Credit: Getty
Housing
Social housing tenants forced to live in overcrowded conditions due to lack of new homes
By Amy Beecham
4 years ago
According to housing charity Shelter, over 1.5 million people are being forced to live in overcrowded social homes.
“We are in desperate need of more space,” says Eleanor*, a 29-year-old single mother who has been living in a one-bedroom flat with her two children for nine years.
Sharing a bedroom has impacted her and her children’s lives, health and wellbeing greatly, she tells Stylist. “I keep trying to find us a bigger home but I’m just facing dead ends.”
The impact of overcrowding
New research from Shelter has revealed the shocking scale of overcrowding in England, with over 1.5 million people forced to live in overcrowded social homes.
According to the housing charity, one in six residents now live in an overcrowded home.
With current levels of overcrowding the worst on record, and previous research from Shelter’s frontline services demonstrating the damage overcrowding can cause to children’s health, educational attainment, and life chances, it’s an alarming trend.
Families are literally living on top of each other – something you would expect to see in the Victorian era, not the 21st century
Eleanor and her children, aged six and 11, would be unable to access affordable housing if it wasn’t for social homes. “Being a single parent on a low income, a lot of private landlords aren’t willing to accept us, and I don’t have the money for a big deposit even if they would,” she says. “Plus, it’s a very unstable situation when you face eviction anytime with the children.”

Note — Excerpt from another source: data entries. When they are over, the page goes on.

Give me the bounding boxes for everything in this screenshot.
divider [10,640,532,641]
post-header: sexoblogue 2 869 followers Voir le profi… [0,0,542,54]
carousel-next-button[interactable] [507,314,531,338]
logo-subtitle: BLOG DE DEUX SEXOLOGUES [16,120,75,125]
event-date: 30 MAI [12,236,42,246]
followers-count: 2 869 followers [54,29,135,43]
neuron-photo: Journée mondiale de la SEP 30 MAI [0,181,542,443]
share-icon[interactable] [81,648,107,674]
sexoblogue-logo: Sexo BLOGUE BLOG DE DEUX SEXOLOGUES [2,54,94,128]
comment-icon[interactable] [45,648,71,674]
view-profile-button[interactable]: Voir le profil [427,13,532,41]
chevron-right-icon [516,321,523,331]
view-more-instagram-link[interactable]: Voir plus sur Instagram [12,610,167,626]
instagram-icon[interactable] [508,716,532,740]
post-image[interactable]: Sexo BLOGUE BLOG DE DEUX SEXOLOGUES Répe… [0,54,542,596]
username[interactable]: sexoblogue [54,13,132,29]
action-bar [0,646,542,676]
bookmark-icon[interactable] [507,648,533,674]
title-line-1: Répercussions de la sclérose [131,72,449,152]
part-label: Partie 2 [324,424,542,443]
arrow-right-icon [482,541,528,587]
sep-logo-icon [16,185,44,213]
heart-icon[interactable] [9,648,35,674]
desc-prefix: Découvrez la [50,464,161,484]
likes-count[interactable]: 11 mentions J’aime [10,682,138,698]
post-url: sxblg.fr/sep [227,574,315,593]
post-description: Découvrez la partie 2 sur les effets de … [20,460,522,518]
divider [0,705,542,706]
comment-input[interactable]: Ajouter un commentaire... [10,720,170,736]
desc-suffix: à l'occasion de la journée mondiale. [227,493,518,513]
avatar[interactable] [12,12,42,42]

Eleanor explains that the overcrowding makes looking after her children challenging. “I feel sorry for them and as a parent you feel guilty and like you’ve failed, because every child wants to have their own room.”
But not only does she feel like her children don’t have enough space, she also says that not having her own privacy can be “frustrating”. “If you want to pursue a relationship with someone, you just don’t have the space to. And having lots of family and friends around to socialise just isn’t an option. Some people take that for granted but we just can’t.”
What has caused the social housing crisis?
Shelter believes that the gross undersupply of new social homes is to blame for the social housing crisis. Last year fewer than 7,000 new social homes were built, despite more than one million households being on the waiting list.
Polly Neate, chief executive of Shelter said: “The devastating level of overcrowding in social housing is scandalous. Years of failure to build social homes mean there are too many people chasing too few homes. Families are literally living on top of each other – something you would expect to see in the Victorian era, not the 21st century.”
This hopeless situation has caused me so much distress and has made my depression and anxiety much worse
And of course, lockdown made things even harder for many low-income families. “The pandemic has left many of us feeling trapped, but for those crammed into homes too small, it’s been a nightmare. Overcrowding puts a strain on every aspect of family life. We’ve got parents sleeping on sofas, siblings all sharing one bed, and babies who don’t have the space to crawl,” says Neate.
“These overcrowded families are stranded with nowhere else to go. Home ownership is out of reach and private renting is too expensive for most. The answer is clear: the government cannot build back better without building good-quality social homes.”
The experience has left Eleanor feeling dejected and alone in her fight to have enough space for her family. “I feel like I have no one to turn to and no one willing to listen or take me seriously,” she says.
When she first moved into her flat, she says that she did her best to make it feel homely. “At first I tried to fix it up, but I’ve gotten rid of a lot of stuff in order to make more space,” she says. She explains that she’s been in a limbo of if or when she can move for so long that she’s just stopped trying.
“It doesn’t feel like a home because there’s so much we can’t do. It’s a really stressful situation to be in.”
How can the social housing crisis be tackled?
With the spiralling costs of homeownership and private renting driving up demand for secure and genuinely affordable social housing, Shelter is calling on the government to invest in building 90,000 new social homes a year to combat overcrowding and end the housing emergency.
Eleanor agrees that “social housing is and should be for people who need it most, but there just aren’t any homes available.” She hopes to move soon, and says that doing so would “change everything” for her family.
“This hopeless situation has caused me so much distress and has made my depression and anxiety much worse.”
“I just want local authorities and housing associations to take more notice and prioritise it more.”